How can a dentist in Richmond help patients quit smoking?

Dentist checking a smoker's teethSmoking is a harmful habit that can cause a lot of health problems, some of which can lead to poor oral health. And while the consequences of smoking and tobacco use are not often highlighted in relation to the health of the teeth and gums, this does not make them less dangerous.

Nowadays, there are many resources for patients who wish to quit smoking and visiting a dentist in Richmond is one of them. Experienced dentists, such as those at Sheen Dental, know how harmful smoking can be for the teeth and gums and can offer valuable advice and support to patients who wish to quit, but find it difficult to do on their own.

Why is smoking bad for the teeth and gums?

Smoking for a prolonged period of time can cause stains on the teeth, bad breath as well as a reduced sense of taste. However, these are not the only side-effects of smoking. Cigarettes and tobacco products contain nicotine, a substance that comes in direct contact with the gums and can lead to gum disease.

Nicotine has the ability to deposit around the gums, causing them to be sensitive, red and inflamed. This process can affect the bone and separate the bone tissue from the tooth. Last but not least, smoking is the major cause of oral cancer.

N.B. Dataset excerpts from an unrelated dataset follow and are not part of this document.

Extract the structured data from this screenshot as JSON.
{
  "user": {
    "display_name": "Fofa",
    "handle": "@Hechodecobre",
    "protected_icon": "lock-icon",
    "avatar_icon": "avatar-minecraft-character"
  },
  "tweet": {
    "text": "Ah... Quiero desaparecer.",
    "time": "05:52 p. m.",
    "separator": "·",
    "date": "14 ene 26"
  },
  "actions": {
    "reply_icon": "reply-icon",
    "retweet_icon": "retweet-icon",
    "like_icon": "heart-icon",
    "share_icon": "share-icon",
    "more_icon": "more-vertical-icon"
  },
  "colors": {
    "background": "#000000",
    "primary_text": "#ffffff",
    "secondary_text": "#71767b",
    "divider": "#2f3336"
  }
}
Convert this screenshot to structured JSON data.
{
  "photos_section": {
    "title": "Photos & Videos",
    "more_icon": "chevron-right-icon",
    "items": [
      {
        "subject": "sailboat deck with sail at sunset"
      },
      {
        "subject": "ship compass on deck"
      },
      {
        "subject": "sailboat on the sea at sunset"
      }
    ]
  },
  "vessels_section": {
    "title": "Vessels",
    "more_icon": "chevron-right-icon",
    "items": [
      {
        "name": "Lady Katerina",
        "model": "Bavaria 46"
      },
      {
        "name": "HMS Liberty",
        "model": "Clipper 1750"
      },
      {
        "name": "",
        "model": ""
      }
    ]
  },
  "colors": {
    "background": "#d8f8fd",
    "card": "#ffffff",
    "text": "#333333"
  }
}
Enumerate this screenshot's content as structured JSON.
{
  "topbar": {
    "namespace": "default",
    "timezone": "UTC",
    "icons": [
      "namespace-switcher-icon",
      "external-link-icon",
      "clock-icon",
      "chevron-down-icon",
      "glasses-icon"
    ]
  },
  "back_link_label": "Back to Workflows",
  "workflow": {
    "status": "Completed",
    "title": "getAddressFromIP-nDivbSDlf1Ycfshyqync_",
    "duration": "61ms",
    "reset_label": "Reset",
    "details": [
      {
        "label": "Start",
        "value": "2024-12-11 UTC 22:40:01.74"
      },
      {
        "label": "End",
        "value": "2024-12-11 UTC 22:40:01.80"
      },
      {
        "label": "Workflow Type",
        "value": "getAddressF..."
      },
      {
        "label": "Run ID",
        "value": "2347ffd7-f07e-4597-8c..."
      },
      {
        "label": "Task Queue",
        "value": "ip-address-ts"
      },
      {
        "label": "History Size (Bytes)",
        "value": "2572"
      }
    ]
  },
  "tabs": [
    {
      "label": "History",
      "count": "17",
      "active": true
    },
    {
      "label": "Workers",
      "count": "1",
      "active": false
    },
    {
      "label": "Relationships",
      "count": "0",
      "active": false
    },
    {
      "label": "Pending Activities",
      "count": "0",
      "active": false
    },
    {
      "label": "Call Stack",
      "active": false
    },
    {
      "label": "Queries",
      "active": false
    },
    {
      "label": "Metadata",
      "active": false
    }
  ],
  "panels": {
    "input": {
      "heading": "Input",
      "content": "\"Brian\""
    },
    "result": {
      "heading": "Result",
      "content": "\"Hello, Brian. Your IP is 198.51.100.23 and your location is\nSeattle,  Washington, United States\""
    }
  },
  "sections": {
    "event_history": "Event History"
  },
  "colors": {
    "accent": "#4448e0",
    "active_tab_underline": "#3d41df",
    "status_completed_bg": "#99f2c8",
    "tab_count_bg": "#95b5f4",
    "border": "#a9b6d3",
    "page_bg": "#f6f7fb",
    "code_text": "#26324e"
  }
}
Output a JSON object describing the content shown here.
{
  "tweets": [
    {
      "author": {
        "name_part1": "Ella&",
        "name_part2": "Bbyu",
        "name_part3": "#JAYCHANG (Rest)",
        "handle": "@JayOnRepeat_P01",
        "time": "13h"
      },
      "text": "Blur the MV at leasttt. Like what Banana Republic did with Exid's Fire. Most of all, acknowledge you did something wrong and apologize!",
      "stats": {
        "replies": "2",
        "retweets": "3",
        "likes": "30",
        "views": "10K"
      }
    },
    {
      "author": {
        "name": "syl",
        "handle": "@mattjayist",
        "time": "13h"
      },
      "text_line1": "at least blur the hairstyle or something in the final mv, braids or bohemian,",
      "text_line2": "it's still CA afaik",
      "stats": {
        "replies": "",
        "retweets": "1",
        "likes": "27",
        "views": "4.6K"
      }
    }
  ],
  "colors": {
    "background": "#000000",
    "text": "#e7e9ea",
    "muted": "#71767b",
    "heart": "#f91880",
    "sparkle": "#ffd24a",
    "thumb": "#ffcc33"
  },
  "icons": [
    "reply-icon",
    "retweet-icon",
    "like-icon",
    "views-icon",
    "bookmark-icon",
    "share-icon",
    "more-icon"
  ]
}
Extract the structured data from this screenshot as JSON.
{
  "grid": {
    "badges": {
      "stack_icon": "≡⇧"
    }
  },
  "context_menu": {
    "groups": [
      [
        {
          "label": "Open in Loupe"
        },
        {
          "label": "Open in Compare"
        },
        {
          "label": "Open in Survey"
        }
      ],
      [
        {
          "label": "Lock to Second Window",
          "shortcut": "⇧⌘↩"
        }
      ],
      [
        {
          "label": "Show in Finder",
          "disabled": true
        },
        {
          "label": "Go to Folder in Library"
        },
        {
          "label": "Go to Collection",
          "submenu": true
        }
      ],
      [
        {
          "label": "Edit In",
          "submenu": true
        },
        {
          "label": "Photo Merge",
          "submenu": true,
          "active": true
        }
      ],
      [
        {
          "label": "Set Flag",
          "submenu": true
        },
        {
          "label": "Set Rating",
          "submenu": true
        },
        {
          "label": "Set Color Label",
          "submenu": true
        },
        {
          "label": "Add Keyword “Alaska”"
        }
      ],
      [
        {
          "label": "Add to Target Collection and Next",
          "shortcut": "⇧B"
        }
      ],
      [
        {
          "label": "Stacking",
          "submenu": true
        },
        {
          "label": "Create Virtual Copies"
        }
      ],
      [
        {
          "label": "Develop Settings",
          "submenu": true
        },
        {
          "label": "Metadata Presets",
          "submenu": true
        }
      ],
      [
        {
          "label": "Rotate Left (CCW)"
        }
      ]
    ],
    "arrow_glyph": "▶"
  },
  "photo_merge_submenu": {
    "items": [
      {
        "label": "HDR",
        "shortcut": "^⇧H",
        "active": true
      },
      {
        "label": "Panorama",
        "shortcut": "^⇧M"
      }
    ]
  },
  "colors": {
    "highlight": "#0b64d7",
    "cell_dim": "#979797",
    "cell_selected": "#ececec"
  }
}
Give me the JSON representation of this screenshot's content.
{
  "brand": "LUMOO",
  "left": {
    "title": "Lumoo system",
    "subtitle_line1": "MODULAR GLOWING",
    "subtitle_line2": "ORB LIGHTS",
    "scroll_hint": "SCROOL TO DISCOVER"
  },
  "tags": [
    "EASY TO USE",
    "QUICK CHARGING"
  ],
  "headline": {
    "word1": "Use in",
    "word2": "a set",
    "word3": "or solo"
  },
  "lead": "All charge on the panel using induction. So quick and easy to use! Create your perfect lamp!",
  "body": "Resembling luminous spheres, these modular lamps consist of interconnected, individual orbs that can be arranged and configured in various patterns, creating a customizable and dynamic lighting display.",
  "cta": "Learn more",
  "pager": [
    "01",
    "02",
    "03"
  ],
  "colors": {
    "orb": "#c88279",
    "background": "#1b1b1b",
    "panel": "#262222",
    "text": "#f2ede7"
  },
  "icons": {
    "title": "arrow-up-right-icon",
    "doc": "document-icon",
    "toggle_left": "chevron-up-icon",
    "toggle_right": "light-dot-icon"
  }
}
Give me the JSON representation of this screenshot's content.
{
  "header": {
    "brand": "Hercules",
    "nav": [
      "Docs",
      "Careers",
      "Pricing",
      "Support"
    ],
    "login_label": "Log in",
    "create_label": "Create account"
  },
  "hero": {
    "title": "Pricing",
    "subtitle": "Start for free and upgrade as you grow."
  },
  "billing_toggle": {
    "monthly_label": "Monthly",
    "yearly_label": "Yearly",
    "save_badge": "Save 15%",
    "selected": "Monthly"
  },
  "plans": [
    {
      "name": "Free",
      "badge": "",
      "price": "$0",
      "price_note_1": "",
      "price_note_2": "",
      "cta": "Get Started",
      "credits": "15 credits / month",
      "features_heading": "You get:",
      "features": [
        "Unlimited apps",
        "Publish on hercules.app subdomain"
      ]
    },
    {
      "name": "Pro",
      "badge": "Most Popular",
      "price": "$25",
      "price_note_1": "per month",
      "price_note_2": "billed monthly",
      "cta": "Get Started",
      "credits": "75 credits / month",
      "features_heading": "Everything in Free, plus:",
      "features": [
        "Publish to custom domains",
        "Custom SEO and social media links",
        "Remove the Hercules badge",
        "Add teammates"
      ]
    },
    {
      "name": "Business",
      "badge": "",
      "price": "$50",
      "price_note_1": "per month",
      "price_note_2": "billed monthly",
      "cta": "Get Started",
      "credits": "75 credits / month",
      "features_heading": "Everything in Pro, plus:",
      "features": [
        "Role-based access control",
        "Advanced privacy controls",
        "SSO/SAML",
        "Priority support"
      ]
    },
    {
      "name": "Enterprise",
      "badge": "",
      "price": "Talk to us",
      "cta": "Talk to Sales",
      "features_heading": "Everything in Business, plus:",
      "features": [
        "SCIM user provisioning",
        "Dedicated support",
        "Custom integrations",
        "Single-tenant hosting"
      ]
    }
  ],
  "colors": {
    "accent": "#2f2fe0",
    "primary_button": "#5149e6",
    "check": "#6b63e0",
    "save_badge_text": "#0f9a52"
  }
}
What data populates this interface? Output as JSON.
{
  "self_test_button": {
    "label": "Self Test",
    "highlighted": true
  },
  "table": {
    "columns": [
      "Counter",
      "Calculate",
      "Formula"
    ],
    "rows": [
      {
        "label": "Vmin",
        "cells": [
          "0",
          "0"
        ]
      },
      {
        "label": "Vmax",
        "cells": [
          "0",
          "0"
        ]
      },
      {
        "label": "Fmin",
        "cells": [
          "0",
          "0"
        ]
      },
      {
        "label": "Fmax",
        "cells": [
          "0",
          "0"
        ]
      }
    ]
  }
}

Smoking cessation and the dentist

Patients who have tried to quit smoking over time and have failed, may consider visiting a dentist in Richmond and ask about smoking cessation. Studies have shown that smoking cessation provided by dentists can help smokers quit successfully and lower their risk of resuming smoking in the future.

Smoking cessation is customised for each patient and involves the dentist interviewing the patient about their use of tobacco as well as their medical history. The point of this treatment is the building of a trusting relationship between the patient and the dentist that will eventually lead to monitoring and quitting smoking.

Smoking cessation techniques differ from patient to patient. Dentists usually suggest behavioural changes such as on-the-go brushing as well as prescribed or over-the-counter medications or nicotine patches.